THE mortgage broking industry is preparing for a major transformation as the credit crisis and slowdown in the real estate market continues to dampen demand.
THE mortgage broking industry is preparing for a major transformation as the credit crisis and slowdown in the real estate market continues to dampen demand.
Industry players forecast a drop of between 20 and 30 per cent in the number of brokers working in the industry over the next 12 to 18 months, as loan volumes and commissions plummet and new federal legislation governing broker licensing comes into force.
The prediction comes after recent figures from the Australian Bureau of Statistics showed the number of financing commitments in Western Australia dropped 5.8 per cent for the month of November compared to the previous month, to reach 5,994.
The value of commitments dropped 8.3 per cent to $1.53 billion during the month, down 22 per cent on November 2007.
But first homeowners appear to be holding up the market, with 1,399 dwellings financed, up 7 per cent on the previous month.
Australian Finance Group general manager of sales and operations, Mark Hewitt, said the firm was already seeing increased first homeowner activity.
AFG's proportion of first homeowner clients rose from just under 10 per cent to more than 20 per cent in December.
Total mortgage sales for the company were stronger than expected, up 11 per cent in terms of volume compared to December 2007, the first month in the whole of 2008 where mortgage sales out-performed the same month the previous year.
"It would be premature to call a turn-around in the mortgage market based on a single month's performance, but the December figures were an encouraging sign," Mr Hewitt said.
AFG restructured its business in mid-2008, which involved making 40 of its staff, or about 20 per cent of its workforce, redundant.
"We were probably reasonably fortunate because we were able to access the data almost immediately.
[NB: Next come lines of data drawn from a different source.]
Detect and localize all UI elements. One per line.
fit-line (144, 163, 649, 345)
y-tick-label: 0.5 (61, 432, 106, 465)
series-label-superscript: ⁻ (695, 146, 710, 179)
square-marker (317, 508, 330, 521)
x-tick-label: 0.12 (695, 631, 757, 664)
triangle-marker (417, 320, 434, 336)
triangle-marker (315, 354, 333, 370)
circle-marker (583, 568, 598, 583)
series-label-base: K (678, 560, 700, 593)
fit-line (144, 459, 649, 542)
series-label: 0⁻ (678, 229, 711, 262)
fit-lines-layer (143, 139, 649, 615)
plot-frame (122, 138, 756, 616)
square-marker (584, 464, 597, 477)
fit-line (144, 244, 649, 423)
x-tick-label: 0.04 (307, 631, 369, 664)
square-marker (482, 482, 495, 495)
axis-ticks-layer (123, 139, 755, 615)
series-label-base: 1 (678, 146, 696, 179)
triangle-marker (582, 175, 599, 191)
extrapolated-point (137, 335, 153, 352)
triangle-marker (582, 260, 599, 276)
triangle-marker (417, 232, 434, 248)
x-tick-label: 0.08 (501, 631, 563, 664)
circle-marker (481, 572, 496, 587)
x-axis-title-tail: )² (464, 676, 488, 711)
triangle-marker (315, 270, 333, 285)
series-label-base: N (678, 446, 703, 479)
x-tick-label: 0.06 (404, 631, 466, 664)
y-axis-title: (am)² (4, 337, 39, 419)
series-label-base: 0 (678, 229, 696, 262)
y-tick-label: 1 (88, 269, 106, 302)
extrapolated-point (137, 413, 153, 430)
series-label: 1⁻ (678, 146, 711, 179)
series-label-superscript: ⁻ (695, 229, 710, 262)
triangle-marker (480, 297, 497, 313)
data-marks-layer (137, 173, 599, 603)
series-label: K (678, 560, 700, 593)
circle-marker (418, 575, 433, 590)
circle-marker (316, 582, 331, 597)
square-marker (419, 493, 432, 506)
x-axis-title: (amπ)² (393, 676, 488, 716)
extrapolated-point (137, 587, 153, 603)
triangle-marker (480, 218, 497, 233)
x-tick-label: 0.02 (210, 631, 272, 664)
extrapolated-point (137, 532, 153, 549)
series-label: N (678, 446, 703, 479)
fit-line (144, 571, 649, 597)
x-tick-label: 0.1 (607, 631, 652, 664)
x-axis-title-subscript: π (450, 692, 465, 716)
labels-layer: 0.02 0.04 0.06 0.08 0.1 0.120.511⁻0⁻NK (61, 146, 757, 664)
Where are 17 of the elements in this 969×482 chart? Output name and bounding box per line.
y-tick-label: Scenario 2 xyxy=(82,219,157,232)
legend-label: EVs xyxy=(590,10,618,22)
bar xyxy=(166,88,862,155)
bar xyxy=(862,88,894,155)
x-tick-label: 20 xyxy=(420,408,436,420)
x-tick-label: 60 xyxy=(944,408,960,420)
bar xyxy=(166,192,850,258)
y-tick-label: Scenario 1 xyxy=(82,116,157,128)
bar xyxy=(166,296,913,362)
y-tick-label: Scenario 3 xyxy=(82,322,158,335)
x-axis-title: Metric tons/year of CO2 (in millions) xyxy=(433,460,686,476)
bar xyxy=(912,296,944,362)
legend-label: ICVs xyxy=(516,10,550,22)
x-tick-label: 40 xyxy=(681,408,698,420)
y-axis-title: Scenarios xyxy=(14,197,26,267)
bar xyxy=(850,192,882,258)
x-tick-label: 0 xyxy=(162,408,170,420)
We picked up on clouds on the horizon in around March and made changes to our structure ahead of most others ... all to consolidate our position and focus on the opportunities," Mr Hewitt said.
The Loans Café general manager Murray Brede said lower volumes and lower commissions could lead to more brokers exiting the industry this year, and could deter new entrants.
Commissions being paid to brokers are estimated to have dropped, on average, by between 25-35 per cent.
"With commissions down and volumes down it's not the best career choice now," Mr Brede said.
"The big banks are getting most of the business, and they have the power to go hard on commissions."
The company estimated loan volumes for 2008 were down 20 per cent on 2007.
Select Mortgage Services general manager Jeff Rimmer expects demand to remain flat until about June.
The company experienced about a 25 per cent drop in loan volumes for 2008, but is hopeful the market will turn around as the first homeowner market gains momentum.
"With the first homeowner grant it's a good time to buy with property values and interest rates good," Mr Rimmer said.
"There are some pluses, but on the other side people are wondering about job security and whether they should buy a house now."
The federal government is scheduled to take over regulation of mortgage brokers from the state governments on July 1.
Some in the industry fear the changes could lead to a tightening in licensing conditions and increased costs, forcing some out of the industry.
But in an encouraging sign, a survey by Mortgage and Finance Association of Australian and BankWest showed the number of people in WA intending to apply for a mortgage rose from 11.8 per cent to 22.9 per cent of those surveyed between April and November last year.